Le groupe d'action financière (Gafi), qui lutte contre le blanchiment et le financement du terrorisme, a sorti vendredi le Burkina Faso, le Mozambique, le Nigeria et l'Afrique du sud de sa "liste grise" de pays sous surveillance renforcée, a-t-il annoncé au terme d'une réunion plénière à Paris.
La présidente mexicaine du Gafi, Elisa de Anda Madrazo, a félicité au cours d'une conférence de presse ces quatre pays africains, et a annoncé qu'aucun autre pays n'avait été ajouté à la liste grise lors de cette réunion.
"Pour ces améliorations", les quatre pays continueront néanmoins à travailler en lien avec leurs organisations régionales respectives de type Gafi.
La mise sous surveillance renforcée signifie que le pays s'est engagé à mettre en œuvre un plan d'action pour remédier rapidement aux lacunes identifiées.
Le Gafi n'a en revanche pas modifié sa "liste noire", qui comprend la Corée du Nord, l'Iran et le Myanmar, mettant simplement à jour son appréciation sur l'Iran après des échanges récents, tout en soulignant que ce dernier persiste depuis 2016 à ne pas régler les problèmes soulevés par le Gafi.

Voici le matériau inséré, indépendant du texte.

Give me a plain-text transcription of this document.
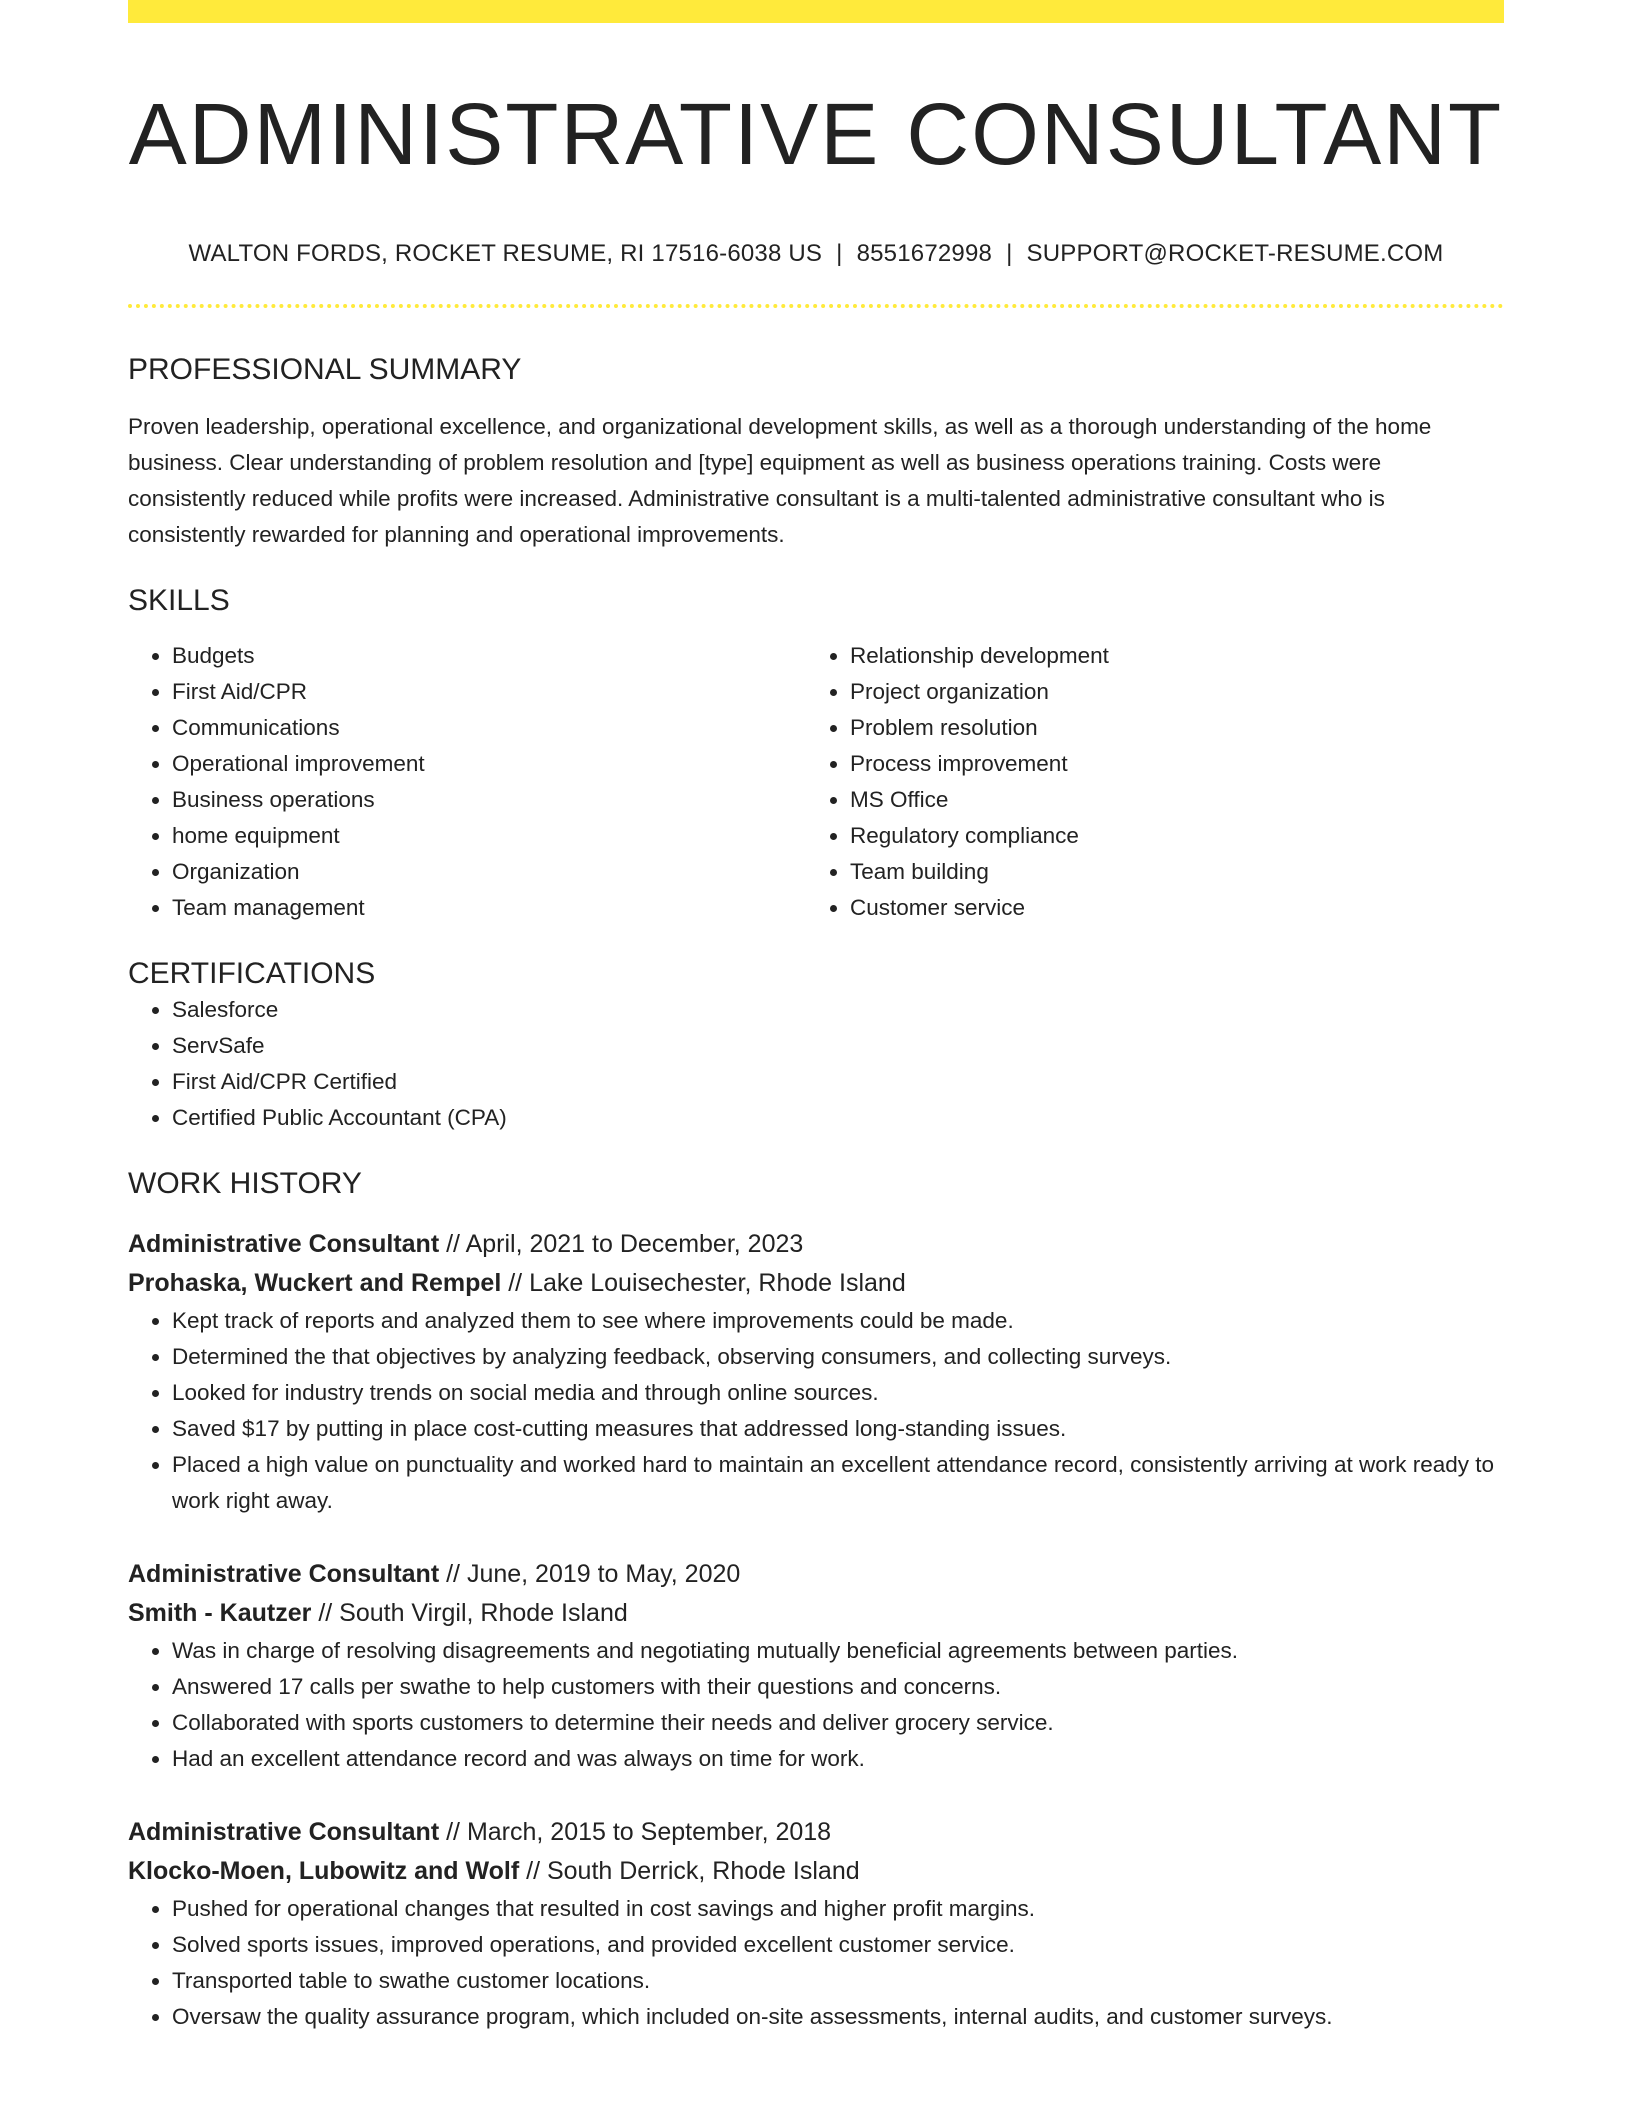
ADMINISTRATIVE CONSULTANT
WALTON FORDS, ROCKET RESUME, RI 17516-6038 US | 8551672998 | SUPPORT@ROCKET-RESUME.COM
PROFESSIONAL SUMMARY

Proven leadership, operational excellence, and organizational development skills, as well as a thorough understanding of the home business. Clear understanding of problem resolution and [type] equipment as well as business operations training. Costs were consistently reduced while profits were increased. Administrative consultant is a multi-talented administrative consultant who is consistently rewarded for planning and operational improvements.

SKILLS
• Budgets
• First Aid/CPR
• Communications
• Operational improvement
• Business operations
• home equipment
• Organization
• Team management
• Relationship development
• Project organization
• Problem resolution
• Process improvement
• MS Office
• Regulatory compliance
• Team building
• Customer service
CERTIFICATIONS
• Salesforce
• ServSafe
• First Aid/CPR Certified
• Certified Public Accountant (CPA)
WORK HISTORY
Administrative Consultant // April, 2021 to December, 2023
Prohaska, Wuckert and Rempel // Lake Louisechester, Rhode Island
• Kept track of reports and analyzed them to see where improvements could be made.
• Determined the that objectives by analyzing feedback, observing consumers, and collecting surveys.
• Looked for industry trends on social media and through online sources.
• Saved $17 by putting in place cost-cutting measures that addressed long-standing issues.
• Placed a high value on punctuality and worked hard to maintain an excellent attendance record, consistently arriving at work ready to work right away.
Administrative Consultant // June, 2019 to May, 2020
Smith - Kautzer // South Virgil, Rhode Island
• Was in charge of resolving disagreements and negotiating mutually beneficial agreements between parties.
• Answered 17 calls per swathe to help customers with their questions and concerns.
• Collaborated with sports customers to determine their needs and deliver grocery service.
• Had an excellent attendance record and was always on time for work.
Administrative Consultant // March, 2015 to September, 2018
Klocko-Moen, Lubowitz and Wolf // South Derrick, Rhode Island
• Pushed for operational changes that resulted in cost savings and higher profit margins.
• Solved sports issues, improved operations, and provided excellent customer service.
• Transported table to swathe customer locations.
• Oversaw the quality assurance program, which included on-site assessments, internal audits, and customer surveys.
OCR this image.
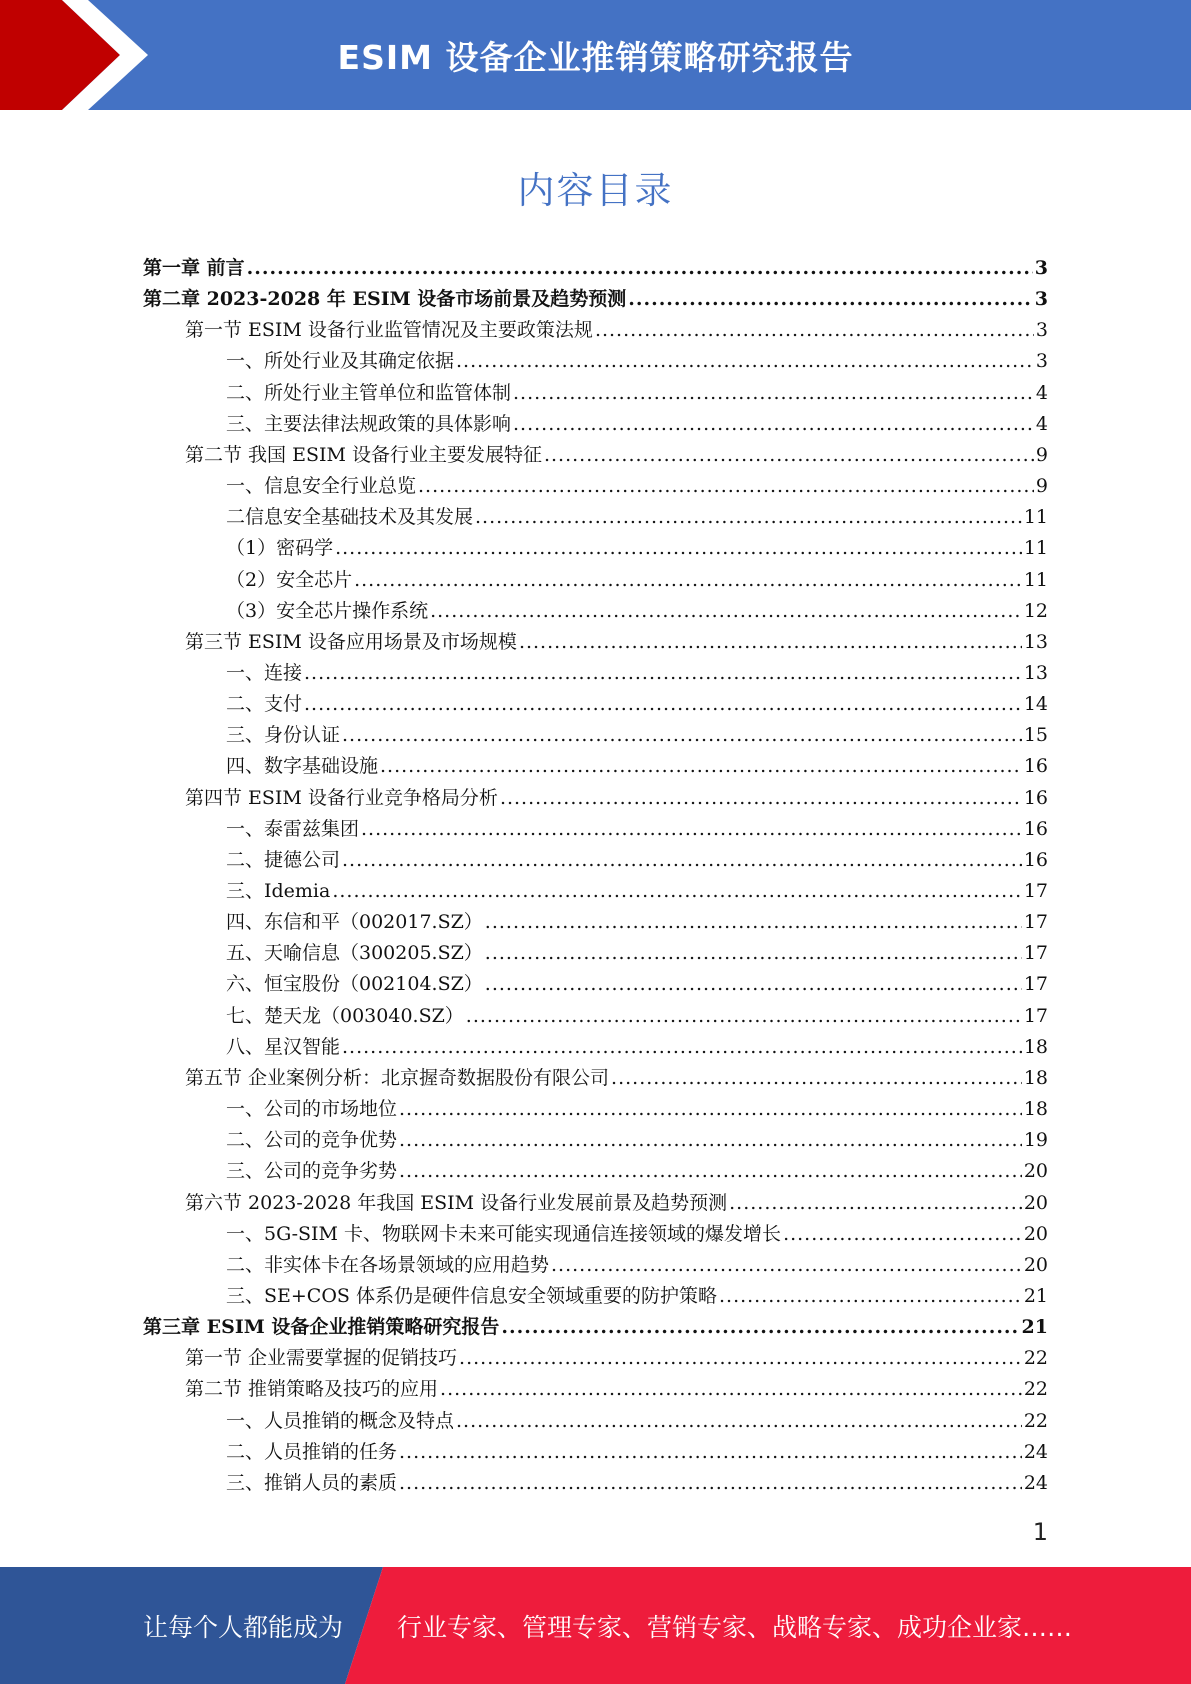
ESIM 设备企业推销策略研究报告
内容目录
第一章 前言 .....	3
第二章 2023-2028 年 ESIM 设备市场前景及趋势预测 .....	3
第一节 ESIM 设备行业监管情况及主要政策法规 .....	3
一、所处行业及其确定依据 .....	3
二、所处行业主管单位和监管体制 .....	4
三、主要法律法规政策的具体影响 .....	4
第二节 我国 ESIM 设备行业主要发展特征 .....	9
一、信息安全行业总览 .....	9
二信息安全基础技术及其发展 .....	11
（1）密码学 .....	11
（2）安全芯片 .....	11
（3）安全芯片操作系统 .....	12
第三节 ESIM 设备应用场景及市场规模 .....	13
一、连接 .....	13
二、支付 .....	14
三、身份认证 .....	15
四、数字基础设施 .....	16
第四节 ESIM 设备行业竞争格局分析 .....	16
一、泰雷兹集团 .....	16
二、捷德公司 .....	16
三、Idemia .....	17
四、东信和平（002017.SZ） .....	17
五、天喻信息（300205.SZ） .....	17
六、恒宝股份（002104.SZ） .....	17
七、楚天龙（003040.SZ） .....	17
八、星汉智能 .....	18
第五节 企业案例分析：北京握奇数据股份有限公司 .....	18
一、公司的市场地位 .....	18
二、公司的竞争优势 .....	19
三、公司的竞争劣势 .....	20
第六节 2023-2028 年我国 ESIM 设备行业发展前景及趋势预测 .....	20
一、5G-SIM 卡、物联网卡未来可能实现通信连接领域的爆发增长 .....	20
二、非实体卡在各场景领域的应用趋势 .....	20
三、SE+COS 体系仍是硬件信息安全领域重要的防护策略 .....	21
第三章 ESIM 设备企业推销策略研究报告 .....	21
第一节 企业需要掌握的促销技巧 .....	22
第二节 推销策略及技巧的应用 .....	22
一、人员推销的概念及特点 .....	22
二、人员推销的任务 .....	24
三、推销人员的素质 .....	24
1
让每个人都能成为 行业专家、管理专家、营销专家、战略专家、成功企业家……
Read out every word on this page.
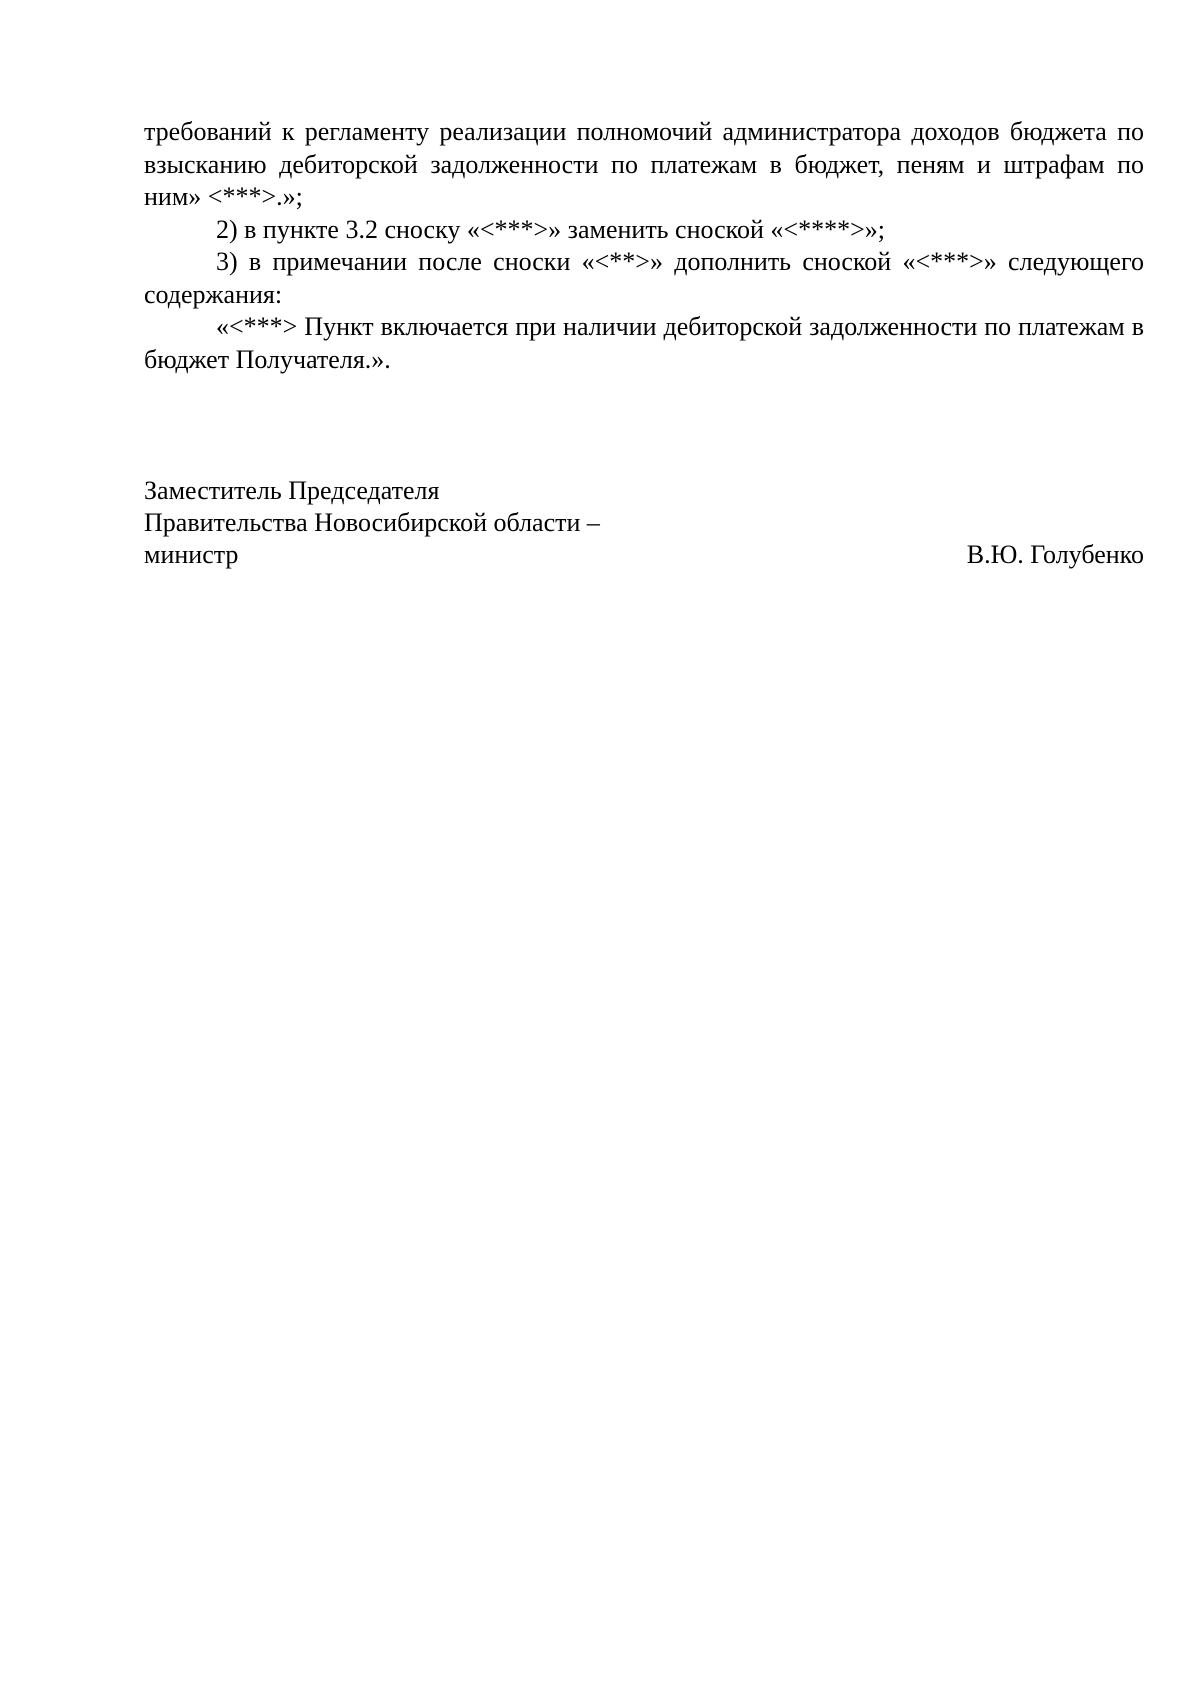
требований к регламенту реализации полномочий администратора доходов бюджета по взысканию дебиторской задолженности по платежам в бюджет, пеням и штрафам по ним» <***>.»;

2) в пункте 3.2 сноску «<***>» заменить сноской «<****>»;

3) в примечании после сноски «<**>» дополнить сноской «<***>» следующего содержания:

«<***> Пункт включается при наличии дебиторской задолженности по платежам в бюджет Получателя.».

Заместитель Председателя
Правительства Новосибирской области –
министр	В.Ю. Голубенко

L'Assemblée plénière a également discuté et adopté les rapports d'évaluation mutuelle de la Belgique et de la Malaisie, qui seront publiés en décembre.
La Jamaïque et le Nigeria, par ailleurs, ont participé aux réunions pour la première fois, rejoignant le Kenya dans l'initiative d'invitation "qui vise à renforcer le réseau mondial" du Gafi.
Enfin, le Gafi "met en garde" sur l'utilisation par les criminels de l'IA générative, et notamment des "deepfakes".